È proprio questo il modo migliore per legiferare? È questo il compito che abbiamo delegato ai nostri rappresentanti in parlamento? O forse dobbiamo abituarci all’idea che i bisogni umani vengono dopo le urgenze politiche?
L’Aula del Senato ha definitivamente approvato il ddl 2801, col titolo “Norme in materia di consenso informato e di disposizioni anticipate di trattamento” (Dat). Alcune parti politiche e sociali
plaudono a quest’approvazione, considerandola un nuovo passo avanti nella crescita del nostro Paese in materia di diritti civili. Altri invece – e noi fra questi – considerano l’approvazione di questa legge, nella sua versione definitiva, “un’occasione mancata” sotto diversi aspetti. Anzitutto per l’esercizio comune del buon senso, che, se fatto prevalere, avrebbe consentito, con l’applicazione di pochi e puntuali correttivi al testo del dispositivo, di affrancare la normazione di una materia così delicata e complessa dal riduttivo e sterile furore delle ideologie. Così non è stato, purtroppo.
Poi, è un’occasione persa per la classe politica – o almeno una parte di essa – che, in questa occasione, anziché focalizzare l’attenzione sui reali bisogni delle persone gravate dalla malattia e dalla sofferenza, probabilmente, si è lasciata irretire dalle logiche avvilenti della spicciola convenienza elettorale, dando l’impressione di essere ben disponibile ad asservire la propria coscienza ai miopi interessi ed “ordini” di partito.
Una terza ragione per restare con l’amaro in bocca è la sensazione, oggi prevalente, che le energie politiche e i tempi richiesti per portare a casa questa legge hanno con ogni probabilità “prosciugato” la possibilità, almeno in questa legislatura, di potersi dedicare all’approvazione di altre normative ben più utili ed urgenti, a supporto delle persone malate e di chi se ne prende cura quotidianamente (es. legge di sostegno economico per chi assiste a casa propri cari malati).
Di questo testo di legge sulle Dat si sono offerte, nei mesi passati, ampie ed approfondite analisi, per cui riteniamo inutile oggi tentare di aggiungere qualcosa di nuovo rispetto a quanto già evidenziato in precedenza. Solo ci rimane il mesto compito di sottolineare ancora una volta le principali prospettive problematiche di questa norma, che nella sua formulazione definitiva, risulterà a nostro avviso poco utile a malati e medici, pericolosa per l’apertura di fatto a possibili interpretazioni eutanasiche, foriera di contenziosi giuridici ed assicurativi per l’ambiguità di alcune sue prescrizioni.

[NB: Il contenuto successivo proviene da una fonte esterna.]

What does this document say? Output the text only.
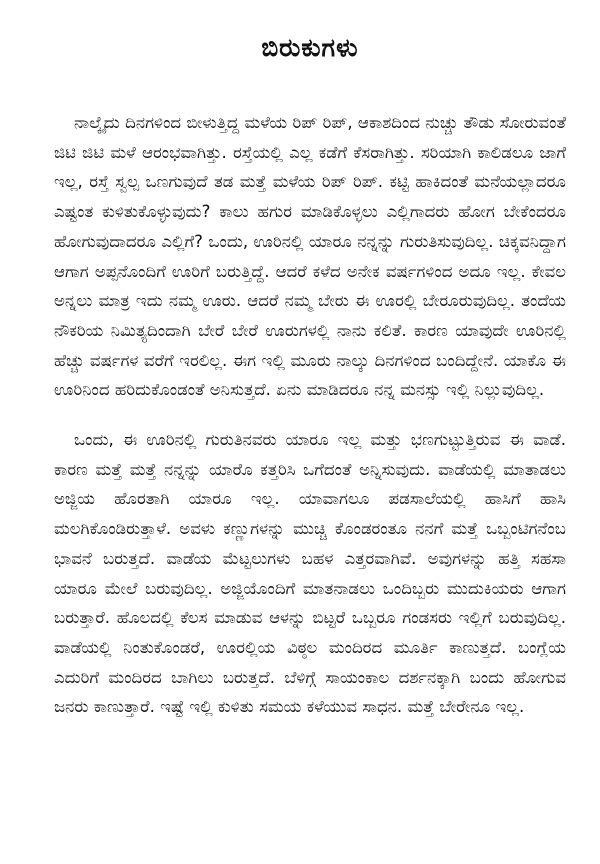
ಬಿರುಕುಗಳು

ನಾಲ್ಕೈದು ದಿನಗಳಿಂದ ಬೀಳುತ್ತಿದ್ದ ಮಳೆಯ ರಿಪ್ ರಿಪ್, ಆಕಾಶದಿಂದ ನುಚ್ಚು ತೌಡು ಸೋರುವಂತೆ ಜಿಟಿ ಜಿಟಿ ಮಳೆ ಆರಂಭವಾಗಿತ್ತು. ರಸ್ತೆಯಲ್ಲಿ ಎಲ್ಲ ಕಡೆಗೆ ಕೆಸರಾಗಿತ್ತು. ಸರಿಯಾಗಿ ಕಾಲಿಡಲೂ ಜಾಗೆ ಇಲ್ಲ, ರಸ್ತೆ ಸ್ವಲ್ಪ ಒಣಗುವುದೆ ತಡ ಮತ್ತೆ ಮಳೆಯ ರಿಪ್ ರಿಪ್. ಕಟ್ಟಿ ಹಾಕಿದಂತೆ ಮನೆಯಲ್ಲಾದರೂ ಎಷ್ಟಂತ ಕುಳಿತುಕೊಳ್ಳುವುದು? ಕಾಲು ಹಗುರ ಮಾಡಿಕೊಳ್ಳಲು ಎಲ್ಲಿಗಾದರು ಹೋಗ ಬೇಕೆಂದರೂ ಹೋಗುವುದಾದರೂ ಎಲ್ಲಿಗೆ? ಒಂದು, ಊರಿನಲ್ಲಿ ಯಾರೂ ನನ್ನನ್ನು ಗುರುತಿಸುವುದಿಲ್ಲ. ಚಿಕ್ಕವನಿದ್ದಾಗ ಆಗಾಗ ಅಪ್ಪನೊಂದಿಗೆ ಊರಿಗೆ ಬರುತ್ತಿದ್ದೆ. ಆದರೆ ಕಳೆದ ಅನೇಕ ವರ್ಷಗಳಿಂದ ಅದೂ ಇಲ್ಲ. ಕೇವಲ ಅನ್ನಲು ಮಾತ್ರ ಇದು ನಮ್ಮ ಊರು. ಆದರೆ ನಮ್ಮ ಬೇರು ಈ ಊರಲ್ಲಿ ಬೇರೂರುವುದಿಲ್ಲ. ತಂದೆಯ ನೌಕರಿಯ ನಿಮಿತ್ಯದಿಂದಾಗಿ ಬೇರೆ ಬೇರೆ ಊರುಗಳಲ್ಲಿ ನಾನು ಕಲಿತೆ. ಕಾರಣ ಯಾವುದೇ ಊರಿನಲ್ಲಿ ಹೆಚ್ಚು ವರ್ಷಗಳ ವರೆಗೆ ಇರಲಿಲ್ಲ. ಈಗ ಇಲ್ಲಿ ಮೂರು ನಾಲ್ಕು ದಿನಗಳಿಂದ ಬಂದಿದ್ದೇನೆ. ಯಾಕೊ ಈ ಊರಿನಿಂದ ಹರಿದುಕೊಂಡಂತೆ ಅನಿಸುತ್ತದೆ. ಏನು ಮಾಡಿದರೂ ನನ್ನ ಮನಸ್ಸು ಇಲ್ಲಿ ನಿಲ್ಲುವುದಿಲ್ಲ.

ಒಂದು, ಈ ಊರಿನಲ್ಲಿ ಗುರುತಿನವರು ಯಾರೂ ಇಲ್ಲ ಮತ್ತು ಭಣಗುಟ್ಟುತ್ತಿರುವ ಈ ವಾಡೆ. ಕಾರಣ ಮತ್ತೆ ಮತ್ತೆ ನನ್ನನ್ನು ಯಾರೊ ಕತ್ತರಿಸಿ ಒಗೆದಂತೆ ಅನ್ನಿಸುವುದು. ವಾಡೆಯಲ್ಲಿ ಮಾತಾಡಲು ಅಜ್ಜಿಯ ಹೊರತಾಗಿ ಯಾರೂ ಇಲ್ಲ. ಯಾವಾಗಲೂ ಪಡಸಾಲೆಯಲ್ಲಿ ಹಾಸಿಗೆ ಹಾಸಿ ಮಲಗಿಕೊಂಡಿರುತ್ತಾಳೆ. ಅವಳು ಕಣ್ಣುಗಳನ್ನು ಮುಚ್ಚಿ ಕೊಂಡರಂತೂ ನನಗೆ ಮತ್ತೆ ಒಬ್ಬಂಟಿಗನೆಂಬ ಭಾವನೆ ಬರುತ್ತದೆ. ವಾಡೆಯ ಮೆಟ್ಟಲುಗಳು ಬಹಳ ಎತ್ತರವಾಗಿವೆ. ಅವುಗಳನ್ನು ಹತ್ತಿ ಸಹಸಾ ಯಾರೂ ಮೇಲೆ ಬರುವುದಿಲ್ಲ. ಅಜ್ಜಿಯೊಂದಿಗೆ ಮಾತನಾಡಲು ಒಂದಿಬ್ಬರು ಮುದುಕಿಯರು ಆಗಾಗ ಬರುತ್ತಾರೆ. ಹೊಲದಲ್ಲಿ ಕೆಲಸ ಮಾಡುವ ಆಳನ್ನು ಬಿಟ್ಟರೆ ಒಬ್ಬರೂ ಗಂಡಸರು ಇಲ್ಲಿಗೆ ಬರುವುದಿಲ್ಲ. ವಾಡೆಯಲ್ಲಿ ನಿಂತುಕೊಂಡರೆ, ಊರಲ್ಲಿಯ ವಿಠ್ಠಲ ಮಂದಿರದ ಮೂರ್ತಿ ಕಾಣುತ್ತದೆ. ಬಂಗ್ಲೆಯ ಎದುರಿಗೆ ಮಂದಿರದ ಬಾಗಿಲು ಬರುತ್ತದೆ. ಬೆಳಿಗ್ಗೆ ಸಾಯಂಕಾಲ ದರ್ಶನಕ್ಕಾಗಿ ಬಂದು ಹೋಗುವ ಜನರು ಕಾಣುತ್ತಾರೆ. ಇಷ್ಟೆ ಇಲ್ಲಿ ಕುಳಿತು ಸಮಯ ಕಳೆಯುವ ಸಾಧನ. ಮತ್ತೆ ಬೇರೇನೂ ಇಲ್ಲ.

Senza dunque attardarsi a ripercorrere nel dettaglio gli otto articoli che la compongono, anzitutto ribadiamo che l’impianto globale di questa legge, contrariamente a quanto affermato nel suo preambolo, finisce per minare alla base la relazione paziente-medico che, da alleanza per la vita e la salute, rischia di cambiarsi in un costante “redde rationem” (“rendi conto”) reciproco, avvelenato da sospetti e meccanismi di difesa. Il paziente preoccupato di far valere il proprio diritto all’autodeterminazione assoluta e il medico ridotto quasi ad esecutore “testamentario”, obbligato per legge (ma… al riparo da responsabilità civili o penali!) a derogare, ove richiesto, alla propria coscienza umana e professionale. Altro che medicina “in scienza e coscienza”!
L’altro grande vulnus globale di questa norma riguarda la sua mancanza di vincolo (e persino di solo riferimento) alla effettiva condizione clinica attuale del paziente, così che la formazione ed espressione delle sue volontà di cura risultano di fatto indipendenti dal tempo (“ora per dopo”), dalla corretta informazione, dalle condizioni psicologiche del dichiarante, dalla gravità della malattia e dal grado di proporzionalità clinica delle cure offerte.
Tutto ciò condito da una buona dose di sofismi, per cui sembra siano le mere parole a costituire la realtà. La prova? È bastato nel testo di legge definire nutrizione e idratazione artificiali come “trattamenti sanitari” per renderle automaticamente interrompibili e rifiutabili, ancora una volta senza esigere che una loro valutazione sia compiuta nella concretezza del caso clinico in cui vengono impiegate. Insomma, un gran pastrocchio che, con la sua applicazione, presumibilmente finirà per scontentare molti, forse la maggior parte!
È proprio questo il modo migliore per legiferare? È questo il compito che abbiamo delegato ai nostri rappresentanti in parlamento? O forse dobbiamo abituarci all’idea che i bisogni umani vengono dopo le urgenze politiche?